Wenn man so will, ist Jim Chanos so etwas wie der Warren Buffet der Leerverkäufer, geht aus seinem Wikipedia-Profil hervor: Er recherchiert intensiv nach nicht allgemein bekannten Informationen über Unternehmen, geht dann Positionen mit hohem Volumen ein und ist bereit, langfristig daran festzuhalten. Nur dass er eben anders als Buffet nicht in der Hoffnung auf Wachstum investiert, sondern in Erwartung fallender Börsenkurse, die ihm nach Auflösen seiner „Short“-Positionen Gewinne einbringen. Eine von Chanos‘ langjährigen Anti-Wetten ist Tesla, und dazu hat er sich jetzt im Finanz-TV geäußert.
Tesla 2016 als „wandelnde Insolvenz“
Er gebe zu, dass er mit Tesla bislang falsch gelegen habe, sagte der Sohn griechischer Einwanderer, der 1985 die eigene Analyse-Firma Kynikos Associates gründete, in einem Gespräch mit Bloomberg TV. Das ließe sich auch schwer bestreiten, denn schon 2016 warnte Chanos anlässlich der Übernahme von Solarcity, Tesla sei eine „wandelnde Insolvenz“. Er dürfte also schon damals Aktien des Unternehmens leerverkauft haben – und die kosteten damals kaum mehr als 200 Dollar gegenüber 573 Dollar am vergangenen Freitag (und zwischendurch Kursen, die an 1000 Dollar heranreichten).
Ende 2017 – die Tesla-Aktie kostete jetzt schon mehr als 300 Dollar – verkündete Chanos, Tesla steuere angesichts der Probleme beim Hochlauf der Produktion für das Model 3 auf eine Wand zu. Damit hatte er gar nicht so unrecht, wie CEO Elon Musk später indirekt bestätigte; jedoch riss der Tesla-Chef mit unermüdlichem Einsatz das Steuer noch herum und wendete die Insolvenz 2018 knapp ab.
Alte Tesla-Skepsis, neue Begründung
Dass es Tesla mittlerweile deutlich besser geht, ist Chanos gewiss nicht entgangen. Trotzdem hält er an einer Short-Positionierung in der Aktie fest, erklärte er Bloomberg. Allerdings hat sich die Begründung verändert: Der Leerverkauf-Profi sprach nicht mehr davon, dass Tesla der Untergang drohe, sondern stellte nur noch die Aktie als überbewertet dar. Damit ist er zumindest in der Gesellschaft der Mehrheit der professionellen Tesla-Beobachter: Diese erwarten laut TipRanks auf Sicht von 12 Monaten im Schnitt einen Tesla-Kurs von 498 Dollar (wobei mit 13 gegenüber 10 etwas mehr Analysten zum Halten als zum Verkaufen raten, 5 empfehlen einen Kauf).

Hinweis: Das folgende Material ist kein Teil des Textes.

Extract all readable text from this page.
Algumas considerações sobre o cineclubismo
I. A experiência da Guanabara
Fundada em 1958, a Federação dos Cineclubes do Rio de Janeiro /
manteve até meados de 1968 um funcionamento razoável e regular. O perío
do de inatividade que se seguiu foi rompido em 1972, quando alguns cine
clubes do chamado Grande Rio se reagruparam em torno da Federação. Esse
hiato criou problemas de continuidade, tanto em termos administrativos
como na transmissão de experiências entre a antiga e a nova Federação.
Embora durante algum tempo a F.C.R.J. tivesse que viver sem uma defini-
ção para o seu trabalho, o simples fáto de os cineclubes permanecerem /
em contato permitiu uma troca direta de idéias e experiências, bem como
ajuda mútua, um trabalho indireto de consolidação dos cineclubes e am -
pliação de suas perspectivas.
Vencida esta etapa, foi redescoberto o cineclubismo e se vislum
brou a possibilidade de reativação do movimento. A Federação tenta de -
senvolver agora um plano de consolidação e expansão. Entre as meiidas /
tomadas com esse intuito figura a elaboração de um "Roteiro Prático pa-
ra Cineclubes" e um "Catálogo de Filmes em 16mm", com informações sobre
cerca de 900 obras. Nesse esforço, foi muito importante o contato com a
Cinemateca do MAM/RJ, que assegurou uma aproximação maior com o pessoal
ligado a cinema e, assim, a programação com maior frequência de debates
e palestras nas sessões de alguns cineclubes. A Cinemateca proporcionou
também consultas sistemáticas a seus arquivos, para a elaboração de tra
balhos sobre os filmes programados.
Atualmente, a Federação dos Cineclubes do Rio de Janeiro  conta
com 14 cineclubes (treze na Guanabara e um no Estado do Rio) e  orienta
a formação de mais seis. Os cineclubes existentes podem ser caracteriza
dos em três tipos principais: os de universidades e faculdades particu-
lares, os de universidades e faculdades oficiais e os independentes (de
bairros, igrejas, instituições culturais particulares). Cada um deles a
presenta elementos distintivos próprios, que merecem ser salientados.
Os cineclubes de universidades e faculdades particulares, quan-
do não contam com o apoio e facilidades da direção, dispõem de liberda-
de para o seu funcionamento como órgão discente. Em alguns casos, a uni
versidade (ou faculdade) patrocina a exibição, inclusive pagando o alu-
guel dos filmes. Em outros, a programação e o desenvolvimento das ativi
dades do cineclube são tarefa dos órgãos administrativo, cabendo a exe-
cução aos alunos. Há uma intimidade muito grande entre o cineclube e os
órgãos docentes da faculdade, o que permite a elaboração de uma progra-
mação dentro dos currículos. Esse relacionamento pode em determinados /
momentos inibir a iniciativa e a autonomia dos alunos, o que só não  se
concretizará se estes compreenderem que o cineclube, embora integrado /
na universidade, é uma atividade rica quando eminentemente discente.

Die neue Begründung für Chanos‘ alte Skepsis jedenfalls lautet, dass Tesla, anders als man sich unter begeisterten Anhängern erzähle, im Kern kein Technologieunternehmen sei, sondern nur ein Autohersteller – und deshalb solle auch die Aktie viel niedriger bewertet sein. Tesla müsse in der aktuellen Corona-Krise „entlassen wie ein Autohersteller, nicht wie ein Software-Unternehmen im Silicon Valley“, sagte Chanos.
Keine Betrugsvorwürfe gegen Tesla
Tesla-CEO Musk lehnt, wie er mehrfach erklärte, Leerverkäufe ab und würde sie am liebsten verboten sehen. Zumindest Chanos aber muss man zugute halten, dass er schon Anfang 2001 vor dem Energiehändler Enron warnte, der sich bald darauf als einer der größten Bilanzfälscher der US-Geschichte erwies. Vorwürfe in dieser Richtung erhob er gegenüber Tesla jetzt aber nicht, sondern wiederholte lediglich mehrmals, dass der Elektroauto- und Energie-Pionier aus vielen Gründen nichts anderes sei als ein Autounternehmen.